J.G.-Z. conceived the study, analyzed and curated the data, interpreted the results, and wrote the original draft of the manuscript; D.D.K. and X.Z. contributed data as part of the 1KITE initiative; H.I.V.-R., C.M., and M.P. mined the data; J.G.-Z. and C.M. wrote the manuscript and covered publication expenses; M.P., D.D.K., and X.Z. contributed to the manuscript. All authors approved the manuscript.

Funding

This study was possible thanks to the project CGL2011-23820/BOS of the Spanish Ministry of Science and Innovation led by JGZ, which also included a predoctoral scholarship (BES-2012-051908) as well as two training stays (EEBB-I-14-08654 and EEBB-I-16-11559) at the Zoological Research Museum Alexander Koenig (Bonn, Germany), funded by the Spanish Ministry of Economy and Competitiveness and enjoyed by HIVR. One of us (CM) and Bernhard Misof hosted these stays and the support of the later is much appreciated, also in his role as one of the 1KITE leaders. Indeed, this study uses data from the 1KITE consortium (www.1kite.org), which was supported by the China National Genebank and Beijing Genomics Institute (Shenzhen).
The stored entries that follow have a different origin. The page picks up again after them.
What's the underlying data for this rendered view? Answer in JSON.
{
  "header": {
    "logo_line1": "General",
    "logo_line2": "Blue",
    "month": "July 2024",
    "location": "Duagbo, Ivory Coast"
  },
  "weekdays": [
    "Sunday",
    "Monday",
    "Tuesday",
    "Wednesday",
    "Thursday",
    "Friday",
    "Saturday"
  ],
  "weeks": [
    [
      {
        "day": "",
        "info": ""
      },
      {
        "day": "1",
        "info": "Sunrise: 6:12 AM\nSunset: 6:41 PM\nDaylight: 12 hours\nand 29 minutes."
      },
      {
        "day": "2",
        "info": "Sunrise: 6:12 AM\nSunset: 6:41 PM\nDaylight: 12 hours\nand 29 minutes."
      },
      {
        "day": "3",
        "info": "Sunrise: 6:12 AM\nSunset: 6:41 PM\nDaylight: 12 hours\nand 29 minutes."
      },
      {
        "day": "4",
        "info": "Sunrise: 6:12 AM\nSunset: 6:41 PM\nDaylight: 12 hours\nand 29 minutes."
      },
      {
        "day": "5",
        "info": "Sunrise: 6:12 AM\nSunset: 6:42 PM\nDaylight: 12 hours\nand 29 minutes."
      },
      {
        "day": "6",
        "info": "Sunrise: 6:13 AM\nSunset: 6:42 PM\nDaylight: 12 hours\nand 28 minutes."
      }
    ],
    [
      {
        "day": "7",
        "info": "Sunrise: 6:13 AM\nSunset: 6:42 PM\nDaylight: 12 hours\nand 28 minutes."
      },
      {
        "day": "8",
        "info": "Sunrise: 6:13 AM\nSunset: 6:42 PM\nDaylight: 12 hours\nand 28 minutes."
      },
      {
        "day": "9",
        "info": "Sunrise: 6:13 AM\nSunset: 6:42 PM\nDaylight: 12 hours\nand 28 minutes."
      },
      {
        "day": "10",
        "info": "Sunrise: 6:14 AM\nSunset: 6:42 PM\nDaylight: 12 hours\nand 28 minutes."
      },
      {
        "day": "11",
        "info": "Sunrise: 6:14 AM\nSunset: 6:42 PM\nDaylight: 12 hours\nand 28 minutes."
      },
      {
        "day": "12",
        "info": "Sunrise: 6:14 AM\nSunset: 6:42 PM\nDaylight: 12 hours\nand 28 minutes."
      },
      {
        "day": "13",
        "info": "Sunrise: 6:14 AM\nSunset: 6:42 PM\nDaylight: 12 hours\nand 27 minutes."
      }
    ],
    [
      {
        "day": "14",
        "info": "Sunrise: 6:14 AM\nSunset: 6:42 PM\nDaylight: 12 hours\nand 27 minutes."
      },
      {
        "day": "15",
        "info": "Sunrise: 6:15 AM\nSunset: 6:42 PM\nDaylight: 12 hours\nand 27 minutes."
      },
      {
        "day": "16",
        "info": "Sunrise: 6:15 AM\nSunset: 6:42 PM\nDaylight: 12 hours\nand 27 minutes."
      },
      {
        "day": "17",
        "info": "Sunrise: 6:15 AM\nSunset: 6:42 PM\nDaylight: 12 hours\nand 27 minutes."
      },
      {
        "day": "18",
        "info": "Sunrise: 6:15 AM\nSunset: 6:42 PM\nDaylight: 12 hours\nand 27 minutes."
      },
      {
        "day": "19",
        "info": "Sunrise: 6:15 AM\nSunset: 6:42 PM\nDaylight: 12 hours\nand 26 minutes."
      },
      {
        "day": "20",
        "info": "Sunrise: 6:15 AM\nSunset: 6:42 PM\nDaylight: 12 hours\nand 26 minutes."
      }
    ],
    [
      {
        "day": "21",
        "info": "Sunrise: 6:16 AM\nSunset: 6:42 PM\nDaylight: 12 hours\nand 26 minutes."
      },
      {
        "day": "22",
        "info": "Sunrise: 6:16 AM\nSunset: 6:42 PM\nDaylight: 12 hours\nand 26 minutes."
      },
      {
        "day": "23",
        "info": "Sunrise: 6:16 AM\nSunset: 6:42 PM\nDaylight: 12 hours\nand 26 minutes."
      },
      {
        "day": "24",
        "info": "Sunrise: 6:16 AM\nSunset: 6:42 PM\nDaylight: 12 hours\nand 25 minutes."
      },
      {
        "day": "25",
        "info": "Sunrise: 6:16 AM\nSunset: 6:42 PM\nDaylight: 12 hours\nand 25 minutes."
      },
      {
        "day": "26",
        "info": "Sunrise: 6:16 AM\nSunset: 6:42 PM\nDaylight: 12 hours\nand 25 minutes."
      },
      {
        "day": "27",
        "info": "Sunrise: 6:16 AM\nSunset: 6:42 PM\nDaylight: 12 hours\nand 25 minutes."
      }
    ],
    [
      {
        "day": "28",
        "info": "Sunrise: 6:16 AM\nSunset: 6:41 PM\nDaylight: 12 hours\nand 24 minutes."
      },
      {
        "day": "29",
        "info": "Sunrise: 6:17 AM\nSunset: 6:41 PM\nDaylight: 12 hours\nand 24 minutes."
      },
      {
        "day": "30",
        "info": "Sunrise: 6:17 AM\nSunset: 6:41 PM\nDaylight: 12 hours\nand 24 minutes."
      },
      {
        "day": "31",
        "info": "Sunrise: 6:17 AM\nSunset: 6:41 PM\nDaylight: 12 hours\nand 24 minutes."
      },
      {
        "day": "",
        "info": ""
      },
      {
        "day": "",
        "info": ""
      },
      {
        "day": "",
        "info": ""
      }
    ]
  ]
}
We are especially grateful to the 1KITE beetle group for granting access to partially unpublished data, particularly to Kai Schütte (Hamburg, Germany), Eric Anton (Jena, Germany), Hermes Escalona and Adam Ślipiński (Canberra, Australia), Dirk Ahrens (Bonn, Germany) and Michael Balke (Munich, Germany), who provided specimens or tissue for 1KITE beetle transcriptomes, and to Alexander Donath, Lars Podsiadlowski, Shanlin Liu, Guanliang Meng and Karen Meusemann for managing and making accessible 1KITE data and accompanying information that we used for this study. MP was funded by the Leibniz Graduate School on Genomic Biodiversity Research (GBR) and by the German Research Foundation (DFG, grant MI 649/16-1).

Conflicts of Interest

The authors declare no conflict of interest.